Thorough Analysis | From Static to Temporal: Individualized Aging Trajectories and Label Distribution Learning

Posted on 2025-10-08 In Thorough Analysis

This post offers a close reading of Geng et al.’s “Recurrent Age Estimation” (2019). It lays out the algorithmic pipeline and overall architecture of Recurrent Age Estimation (RAE), summarizes the experimental setups and key results on public datasets, and provides a brief analysis of model performance and computational cost.

Paper link: Recurrent age estimation

Prerequisite posts:

Thorough Analysis | From Single Labels to Label Distributions: A New Approach for Facial Age Estimation

Thorough Analysis | Deep Label Distribution Learning: Distributional Supervision and Practical Construction

Thorough Analysis | Deep Label Distribution Learning 2.0: Joint Optimization of Distribution and Expectation

Most age-estimation methods still operate at the single-frame level; even with LDL, they ignore temporal changes within a person. RAE forms a sequence from multiple photos of the same identity: a CNN extracts appearance features, and an LSTM learns an individualized aging trajectory. Meanwhile, the label distribution is truncated to the vicinity of the true age (a ± 5 years). This combination of “temporal modeling + localized label distribution” significantly lowers MAE on standard datasets, with larger gains as sequence coverage improves.

Recurrent Age Estimation (RAE)

RAE treats “multiple faces of the same person” as a time series. A convolutional network learns stable appearance features, and a recurrent network captures how an individual’s face evolves over time. Concretely, Inception-v4 is first trained as a classifier under label distribution supervision; after training, the softmax layer is removed, and the feature vector “right before the last dropout” (1536-D) is used as the frame-level representation. Frames from the same identity are concatenated—roughly in chronological order—into a sequence and fed into an LSTM.

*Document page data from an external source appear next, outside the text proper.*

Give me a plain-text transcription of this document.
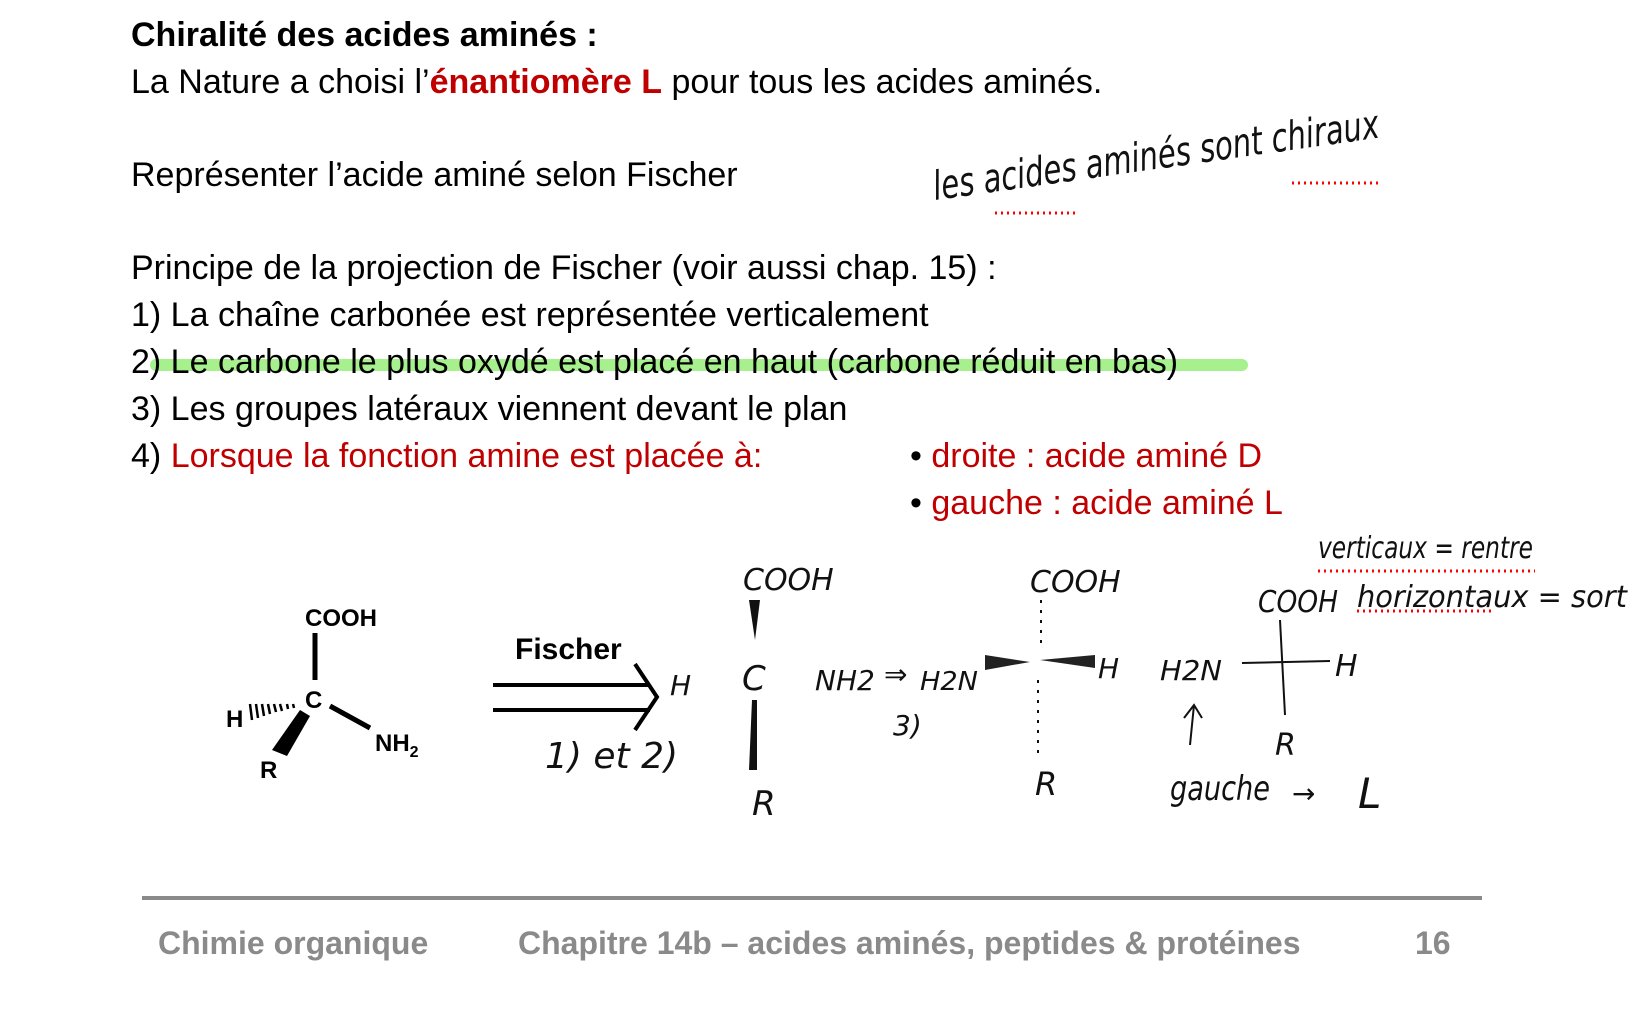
Chiralité des acides aminés :
La Nature a choisi l’énantiomère L pour tous les acides aminés.
Représenter l’acide aminé selon Fischer
Principe de la projection de Fischer (voir aussi chap. 15) :
1) La chaîne carbonée est représentée verticalement
2) Le carbone le plus oxydé est placé en haut (carbone réduit en bas)
3) Les groupes latéraux viennent devant le plan
4) Lorsque la fonction amine est placée à:	• droite : acide aminé D
• gauche : acide aminé L
COOH
C
H
$NH_2$
R
Fischer
les acides aminés sont chiraux
1) et 2)
COOH
H C NH2
R
3)
⇒ H2N	H
COOH
R
H2N	H
COOH
R
gauche → L
verticaux = rentre
horizontaux = sort
Chimie organique	Chapitre 14b – acides aminés, peptides & protéines	16
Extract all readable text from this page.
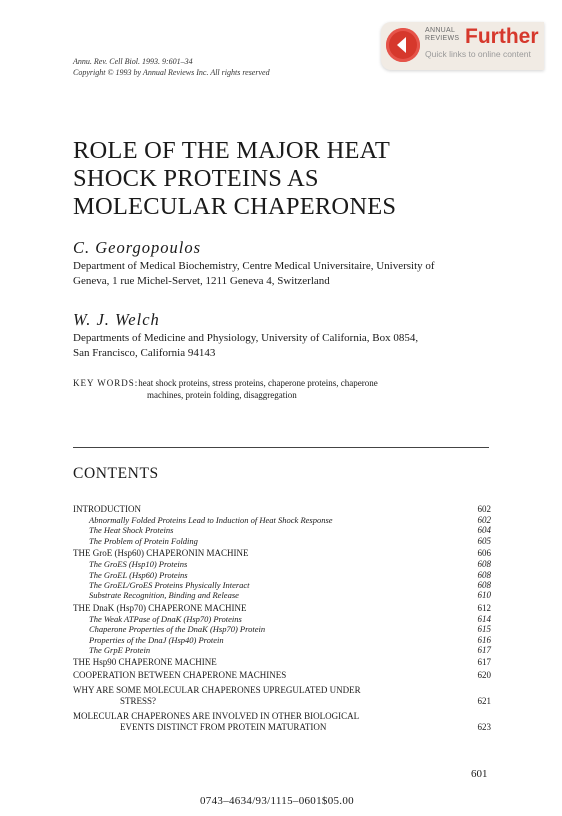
ANNUAL
REVIEWS Further
Quick links to online content
Annu. Rev. Cell Biol. 1993. 9:601–34
Copyright © 1993 by Annual Reviews Inc. All rights reserved
ROLE OF THE MAJOR HEAT
SHOCK PROTEINS AS
MOLECULAR CHAPERONES
C. Georgopoulos
Department of Medical Biochemistry, Centre Medical Universitaire, University of
Geneva, 1 rue Michel-Servet, 1211 Geneva 4, Switzerland
W. J. Welch
Departments of Medicine and Physiology, University of California, Box 0854,
San Francisco, California 94143
KEY WORDS:heat shock proteins, stress proteins, chaperone proteins, chaperone
machines, protein folding, disaggregation
CONTENTS
INTRODUCTION	602
Abnormally Folded Proteins Lead to Induction of Heat Shock Response	602
The Heat Shock Proteins	604
The Problem of Protein Folding	605
THE GroE (Hsp60) CHAPERONIN MACHINE	606
The GroES (Hsp10) Proteins	608
The GroEL (Hsp60) Proteins	608
The GroEL/GroES Proteins Physically Interact	608
Substrate Recognition, Binding and Release	610
THE DnaK (Hsp70) CHAPERONE MACHINE	612
The Weak ATPase of DnaK (Hsp70) Proteins	614
Chaperone Properties of the DnaK (Hsp70) Protein	615
Properties of the DnaJ (Hsp40) Protein	616
The GrpE Protein	617
THE Hsp90 CHAPERONE MACHINE	617
COOPERATION BETWEEN CHAPERONE MACHINES	620
WHY ARE SOME MOLECULAR CHAPERONES UPREGULATED UNDER
STRESS?	621
MOLECULAR CHAPERONES ARE INVOLVED IN OTHER BIOLOGICAL
EVENTS DISTINCT FROM PROTEIN MATURATION	623
601
0743–4634/93/1115–0601$05.00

To make supervision more realistic, the label distribution is no longer a full-support Gaussian: for a true age a, the distribution is truncated to the neighborhood [a − 5, a + 5] and zeroed outside (σ ≈ 3), preserving uncertainty among nearby ages while suppressing the noisy tails far from the ground truth. The LSTM outputs an age distribution at each time step; training minimizes a sequence-level cross-entropy between distributions, and inference takes the expectation of the predicted distribution to obtain a scalar age.

RAE supports variable-length sequences: with only a single photo it degenerates to a one-step sequence and still produces a result. If reliable timestamps are unavailable, one may use EXIF/file time or sort a person’s images by pseudo-age from a single-frame coarse predictor before running the LSTM forward.

Preprocessing follows standard practice: face detection → five-point alignment → resize to 224×224; train/test splits are made by identity to avoid leakage. At inference, simple TTA with horizontal flipping can be used for robustness. The overall pipeline is illustrated below.

Experiments and Results

On the MORPH and FG-NET datasets, RAE achieves a substantially lower MAE than DLDL, which relies only on single-frame appearance: around 1.32 on MORPH (vs. ~2.43 for DLDL) and around 2.19 on FG-NET (vs. ~3.76). The Cumulative Score (CS) curves likewise show consistent gains across thresholds. The improvement mainly stems from two factors: (1) the LSTM captures individualized temporal information—whether someone ages faster/slower and which appearance cues change stably over time; (2) the truncated-Gaussian label distribution focuses supervision within a plausible neighborhood, mitigating instability from small sample sizes and noisy labels.

As sequences get longer, predictions generally become more stable and accurate; the gains diminish if frames with extreme pose or poor quality are added. In terms of computation, RAE is slightly slower than a pure CNN during both training and inference, but with GPU-side frame-feature extraction, throughput is practical for real-world use. Overall, when data meets the basic condition of “multiple images per identity,” RAE unifies “distributional uncertainty” and “temporal context” in a single framework, delivering clear, reproducible accuracy improvements without sacrificing deployability.